Intraperitoneal glucose tolerance tests (GTTs) were performed in all groups every two weeks starting at 12 weeks, i.e. 6 weeks after onset of HFD, and blood glucose values during the GTTs done are shown in Supplementary Figure 3. Glucose tolerance was impaired in the HFD groups starting at 14 weeks, resulting in higher glucose levels at each time point compared to normal chow controls. After 18 weeks, glucose tolerance was not different from controls in the HFD + Met group, shown as areas under the curve (Figure 1E). Fasted glucose levels were significantly, but only moderately elevated in the HFD groups (Supplementary Table 1) confirming our previous finding that it takes about 6 months to develop severe T2DM using C57BL6/J mice and this food composition [30].

Metformin did not ameliorate fasting hyperglycemia compared to the HFD group (Supplementary Table 1), probably also because the animals had not ingested the drug for 16 h before blood sampling, and the effects on glucose tolerance seemed rather moderate. However in humans suffering from T2DM, the level of HbA1c is a much more reliable parameter for the long-term follow up of glycemic control [31]. Indeed, HFD significantly increased HbA1c levels, while both metformin treatment schemes completely normalized them, recapitulating its well established effect on glycemic control in humans (Figure 1F and Supplementary Table 1).

Significantly higher levels of cholesterol and triglycerides were seen in the HFD groups compared to controls (Supplementary Table 1), but this was not diminished by metformin treatment. However, HDL levels were significantly higher (176 ± 5 vs. 137 ± 26 mg/dl, p < 0.01), LDL levels were similar (26 ± 4 vs. 23 ± 7 mg/dl, p = 0.4) and VLDL/LDL was significantly lower (0.26 ± 0.04 vs. 0.35 ± 0.07, p < 0.05) in HFD + Met treated animals compared to HFD.
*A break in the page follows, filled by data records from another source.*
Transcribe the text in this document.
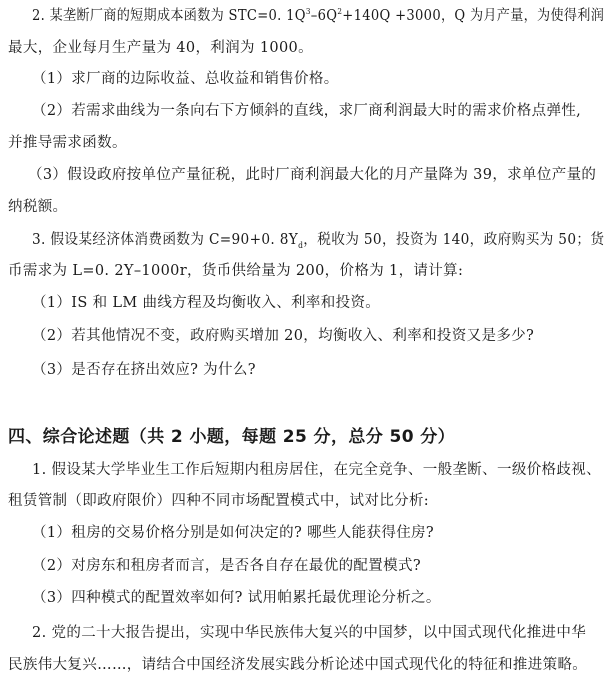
2. 某垄断厂商的短期成本函数为 STC=0. $1Q^3-6Q^2+140Q +3000$，Q 为月产量，为使得利润
最大，企业每月生产量为 40，利润为 1000。
（1）求厂商的边际收益、总收益和销售价格。
（2）若需求曲线为一条向右下方倾斜的直线，求厂商利润最大时的需求价格点弹性,
并推导需求函数。
（3）假设政府按单位产量征税，此时厂商利润最大化的月产量降为 39，求单位产量的
纳税额。
3. 假设某经济体消费函数为 C=90+0. $8Y_d$，税收为 50，投资为 140，政府购买为 50；货
币需求为 L=0. 2Y–1000r，货币供给量为 200，价格为 1，请计算:
（1）IS 和 LM 曲线方程及均衡收入、利率和投资。
（2）若其他情况不变，政府购买增加 20，均衡收入、利率和投资又是多少?
（3）是否存在挤出效应? 为什么?
四、综合论述题（共 2 小题，每题 25 分，总分 50 分）
1. 假设某大学毕业生工作后短期内租房居住，在完全竞争、一般垄断、一级价格歧视、
租赁管制（即政府限价）四种不同市场配置模式中，试对比分析:
（1）租房的交易价格分别是如何决定的? 哪些人能获得住房?
（2）对房东和租房者而言，是否各自存在最优的配置模式?
（3）四种模式的配置效率如何? 试用帕累托最优理论分析之。
2. 党的二十大报告提出，实现中华民族伟大复兴的中国梦，以中国式现代化推进中华
民族伟大复兴……，请结合中国经济发展实践分析论述中国式现代化的特征和推进策略。
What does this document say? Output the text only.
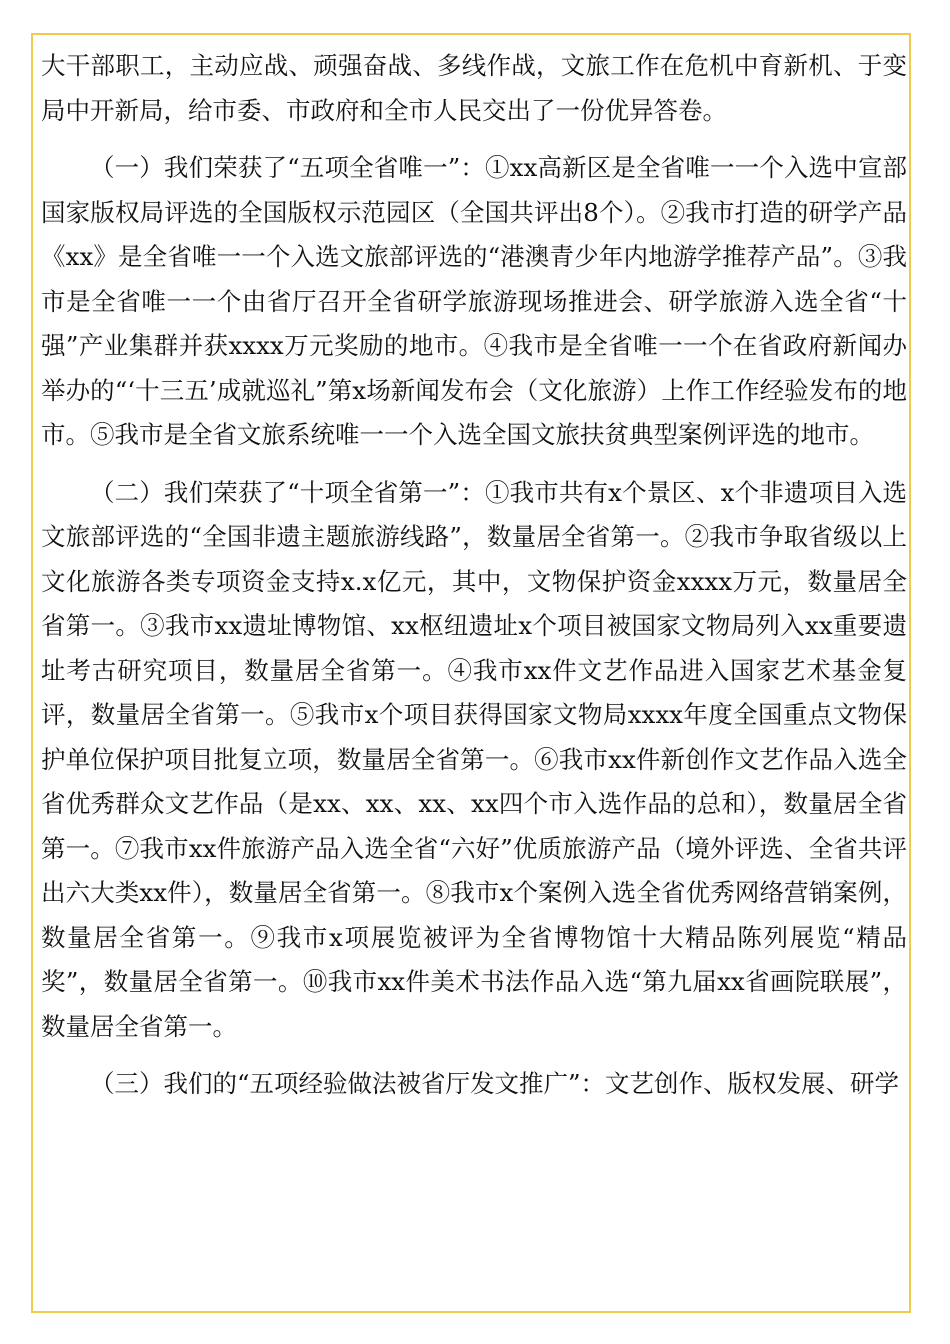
大干部职工，主动应战、顽强奋战、多线作战，文旅工作在危机中育新机、于变局中开新局，给市委、市政府和全市人民交出了一份优异答卷。

（一）我们荣获了“五项全省唯一”：①xx高新区是全省唯一一个入选中宣部国家版权局评选的全国版权示范园区（全国共评出8个）。②我市打造的研学产品《xx》是全省唯一一个入选文旅部评选的“港澳青少年内地游学推荐产品”。③我市是全省唯一一个由省厅召开全省研学旅游现场推进会、研学旅游入选全省“十强”产业集群并获xxxx万元奖励的地市。④我市是全省唯一一个在省政府新闻办举办的“‘十三五’成就巡礼”第x场新闻发布会（文化旅游）上作工作经验发布的地市。⑤我市是全省文旅系统唯一一个入选全国文旅扶贫典型案例评选的地市。

（二）我们荣获了“十项全省第一”：①我市共有x个景区、x个非遗项目入选文旅部评选的“全国非遗主题旅游线路”，数量居全省第一。②我市争取省级以上文化旅游各类专项资金支持x.x亿元，其中，文物保护资金xxxx万元，数量居全省第一。③我市xx遗址博物馆、xx枢纽遗址x个项目被国家文物局列入xx重要遗址考古研究项目，数量居全省第一。④我市xx件文艺作品进入国家艺术基金复评，数量居全省第一。⑤我市x个项目获得国家文物局xxxx年度全国重点文物保护单位保护项目批复立项，数量居全省第一。⑥我市xx件新创作文艺作品入选全省优秀群众文艺作品（是xx、xx、xx、xx四个市入选作品的总和），数量居全省第一。⑦我市xx件旅游产品入选全省“六好”优质旅游产品（境外评选、全省共评出六大类xx件），数量居全省第一。⑧我市x个案例入选全省优秀网络营销案例，数量居全省第一。⑨我市x项展览被评为全省博物馆十大精品陈列展览“精品奖”，数量居全省第一。⑩我市xx件美术书法作品入选“第九届xx省画院联展”，数量居全省第一。

（三）我们的“五项经验做法被省厅发文推广”：文艺创作、版权发展、研学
In summary, in mice upon a high fat diet, feeding metformin slows down the development of a type 2 diabetes-like phenotype with profound effects on obesity and long-term glycemic control.

3.4. No activation of brown adipose tissue

The increase of energy expenditure could be due to recruitment by metformin of brown adipose tissue (BAT) or of beige fat cells [32] in white adipose tissue depots (WAT). Both would be characterized by increased levels of uncoupling protein 1 (Ucp1) as well as subunits of the mitochondrial respiratory chain [33], here analyzed by the representative core subunit IV of cytochrome c oxidase (CoxIV). However, no differences were found for Cox IV, neither in BAT nor in WAT, and levels of Ucp1 were unchanged in BAT, while it was not detectable at all in WAT (Supplementary Figure 4).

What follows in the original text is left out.